Trennis had seen the hunters once, before she joined the family of the Oaken Grove, when she was still a child growing up amidst the ragged refugee fleets. The fleets had kept to the thickest dust-shrouded regions of the galactic arms, looking for other survivors from planets or ringworlds. In those days, ships scattered their crew like spores, and Trennis—whose parents had long ago died when the life support systems had finally failed on the overcrowded vessel where she was born—had been passing from one ship to the next when hunters found them.
Trennis had been in transit, leaping with only the protection of an environmental suit from a huge luxury liner with crystalline sails to a weathered nuclear-powered vessel carved out of an asteroid, when they came. She watched the skin of space boil away around each vessel, watched them pulled apart in a frothing darkness that might have been grasping tendrils or simply the optical effects of reality shearing away. Within moments the huge flotilla was gone, and Trennis was alone, an abandoned piece of flotsam from another lost fragment of humanity.
She drifted for days before the Oaken Grove, late to rendezvous with the flotilla, had coasted into range and found her.
Mother’s voice stirred her from reverie. Brighter flame-lines in the grain of the ship’s planking began to kindle, bathing the interior in orange and yellow. The light was beginning to feel like morning, like what sunrise might have felt like on a world that orbited a star.
“Festidia,” Mother was saying as she rose from a sway-berth farther down the hall. “Gather the other siblings. Tell everyone to meet in the Great Hall.”
“Everyone, Mother?” It had been a long time since all the siblings had been awake at once.
“Everyone.”
The Great Hall was near the center of the Grove, and for all the varied gardens that formed the ship’s interior, Trennis felt the Hall was what gave the ship its name and true identity. It was a wide chamber circumscribed with huge trees that were kept alive even when the Grove was in its lowest power modes. At the center of the chamber the intersecting branches formed a spherical bower.
“Trennis detected a vast artificial object beyond the nebula’s edge,” Mother said when all the siblings were gathered. They filled the interior surface of the large bower, grasping the netted branches loosely with arms or legs. Mother floated at the center. “I have confirmed, and we’ve gathered all data possible at this distance.” She paused. “We need to go there.”
“Why not send our swarms?” The question, as the first question always did, came from Severa.
“Because if what we have found is a . . . Closure—” Mother spoke the word with a slight hesitation. “We will never gain entry with our drones.”

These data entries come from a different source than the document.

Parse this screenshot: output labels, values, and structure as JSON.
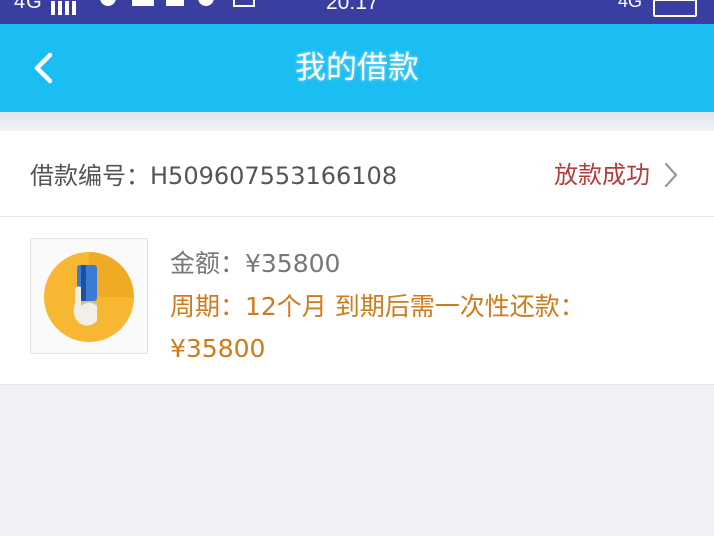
{
  "status_bar": {
    "signal_text": "4G",
    "time": "20:17",
    "network_right": "4G"
  },
  "header": {
    "title": "我的借款"
  },
  "loan": {
    "number_label": "借款编号：",
    "number_value": "H509607553166108",
    "status": "放款成功",
    "amount_text": "金额：¥35800",
    "period_text": "周期：12个月 到期后需一次性还款：¥35800"
  },
  "colors": {
    "accent": "#1bbef3",
    "status_bar": "#3a3ea0",
    "status_text": "#b53a3a",
    "period_text": "#d07a1a"
  },
  "icons": {
    "back": "chevron-left-icon",
    "detail": "chevron-right-icon",
    "thumbnail": "payment-card-icon"
  }
}
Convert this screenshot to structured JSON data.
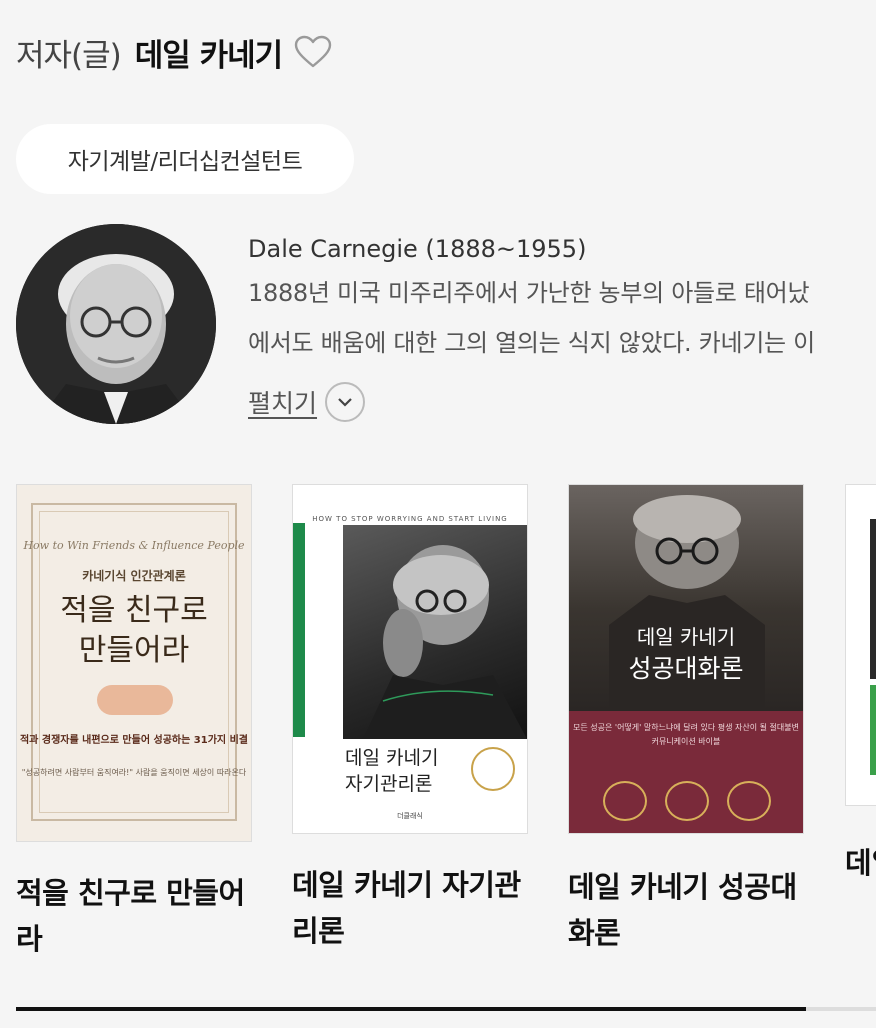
{
  "author": {
    "role": "저자(글)",
    "name": "데일 카네기",
    "category_tag": "자기계발/리더십컨설턴트",
    "bio_title": "Dale Carnegie (1888~1955)",
    "bio_lines": [
      "1888년 미국 미주리주에서 가난한 농부의 아들로 태어났",
      "에서도 배움에 대한 그의 열의는 식지 않았다. 카네기는 이"
    ],
    "expand_label": "펼치기"
  },
  "books": [
    {
      "title": "적을 친구로 만들어라",
      "cover": {
        "en_line": "How to Win Friends & Influence People",
        "subtitle": "카네기식 인간관계론",
        "line1": "적을 친구로",
        "line2": "만들어라",
        "blurb": "적과 경쟁자를 내편으로 만들어 성공하는 31가지 비결",
        "blurb2": "\"성공하려면 사람부터 움직여라!\" 사람을 움직이면 세상이 따라온다"
      }
    },
    {
      "title": "데일 카네기 자기관리론",
      "cover": {
        "top": "HOW TO STOP WORRYING AND START LIVING",
        "line1": "데일 카네기",
        "line2": "자기관리론",
        "publisher": "더클래식"
      }
    },
    {
      "title": "데일 카네기 성공대화론",
      "cover": {
        "line1": "데일 카네기",
        "line2": "성공대화론",
        "band": "모든 성공은 '어떻게' 말하느냐에 달려 있다 평생 자산이 될 절대불변 커뮤니케이션 바이블"
      }
    },
    {
      "title": "데일 카네기 자기계발"
    }
  ],
  "colors": {
    "background": "#f5f5f5",
    "accent_green": "#1e8a4a",
    "cover3_band": "#7a2a3a"
  },
  "icons": [
    "heart-outline-icon",
    "chevron-down-icon"
  ]
}
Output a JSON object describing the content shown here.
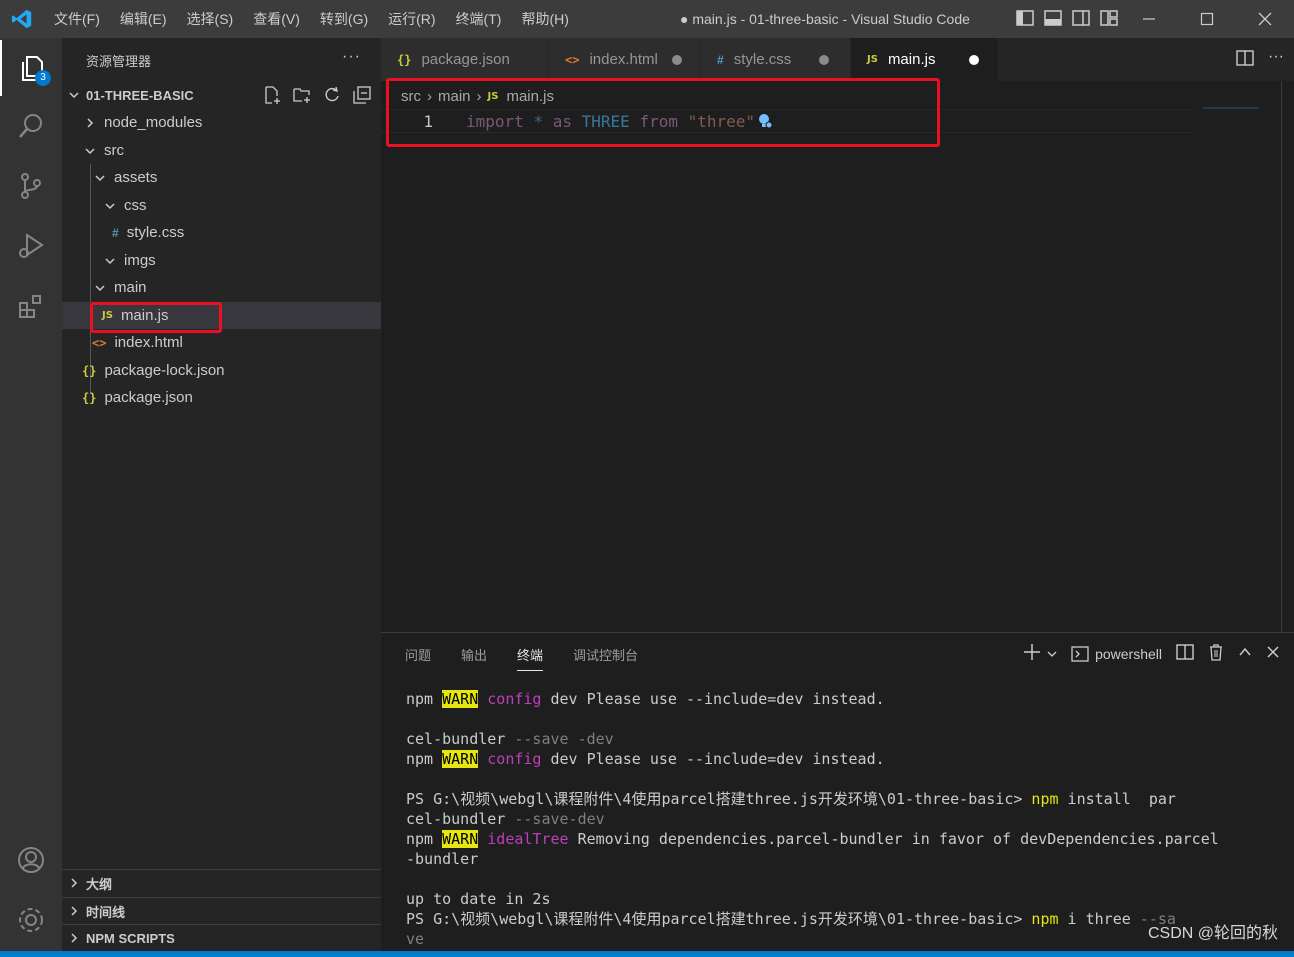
{
  "titlebar": {
    "menu": [
      "文件(F)",
      "编辑(E)",
      "选择(S)",
      "查看(V)",
      "转到(G)",
      "运行(R)",
      "终端(T)",
      "帮助(H)"
    ],
    "title": "● main.js - 01-three-basic - Visual Studio Code"
  },
  "activitybar": {
    "explorer_badge": "3"
  },
  "sidebar": {
    "header": "资源管理器",
    "more": "···",
    "root": "01-THREE-BASIC",
    "items": [
      {
        "label": "node_modules"
      },
      {
        "label": "src"
      },
      {
        "label": "assets"
      },
      {
        "label": "css"
      },
      {
        "label": "style.css",
        "icon": "#"
      },
      {
        "label": "imgs"
      },
      {
        "label": "main"
      },
      {
        "label": "main.js",
        "icon": "JS"
      },
      {
        "label": "index.html",
        "icon": "<>"
      },
      {
        "label": "package-lock.json",
        "icon": "{}"
      },
      {
        "label": "package.json",
        "icon": "{}"
      }
    ],
    "panels": [
      "大纲",
      "时间线",
      "NPM SCRIPTS"
    ]
  },
  "tabs": [
    {
      "label": "package.json",
      "icon": "{}"
    },
    {
      "label": "index.html",
      "icon": "<>"
    },
    {
      "label": "style.css",
      "icon": "#"
    },
    {
      "label": "main.js",
      "icon": "JS"
    }
  ],
  "editor": {
    "breadcrumb": [
      "src",
      "main",
      "main.js"
    ],
    "breadcrumb_icon": "JS",
    "line_number": "1",
    "code": {
      "import": "import",
      "star": "*",
      "as": "as",
      "id": "THREE",
      "from": "from",
      "str": "\"three\""
    }
  },
  "panel": {
    "tabs": [
      "问题",
      "输出",
      "终端",
      "调试控制台"
    ],
    "shell": "powershell",
    "terminal": {
      "l1_npm": "npm",
      "l1_warn": "WARN",
      "l1_cfg": "config",
      "l1_rest": " dev Please use --include=dev instead.",
      "l3a": "cel-bundler",
      "l3b": " --save -dev",
      "l4_npm": "npm",
      "l4_warn": "WARN",
      "l4_cfg": "config",
      "l4_rest": " dev Please use --include=dev instead.",
      "l6_ps": "PS G:\\视频\\webgl\\课程附件\\4使用parcel搭建three.js开发环境\\01-three-basic> ",
      "l6_npm": "npm",
      "l6_rest": " install  par",
      "l7a": "cel-bundler",
      "l7b": " --save-dev",
      "l8_npm": "npm",
      "l8_warn": "WARN",
      "l8_ideal": "idealTree",
      "l8_rest": " Removing dependencies.parcel-bundler in favor of devDependencies.parcel",
      "l9": "-bundler",
      "l11": "up to date in 2s",
      "l12_ps": "PS G:\\视频\\webgl\\课程附件\\4使用parcel搭建three.js开发环境\\01-three-basic> ",
      "l12_npm": "npm",
      "l12_rest": " i three ",
      "l12_dim": "--sa",
      "l13": "ve"
    }
  },
  "watermark": "CSDN @轮回的秋"
}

“If it is a Dychild’s Sphere, will we gain entry at all?” It was Maxime, whose thick blue hair drifted over her face in waves. “If they were created as protection from hunters, they might have shells a hundred miles thick. Whatever is inside might not want visitors.”
Trennis chewed breadnuts still warm from the Grove’s catalysts. They carried the flavor of clove and cinnamon. She tried to imagine cities large enough to cover the surface of worlds and then tried to expand that to worlds stretching across the interior of a sphere with the diameter of an entire stellar system. There would be surface space within a Closure for trillions, perhaps quadrillions, of inhabitants. This was the hope that Mother had so long threaded through her stories: that all the vast diversity of humanity could be retained in such a structure and still have room to spare–cities, continents, entire planets’ worth of forests or seas, mountains and fields.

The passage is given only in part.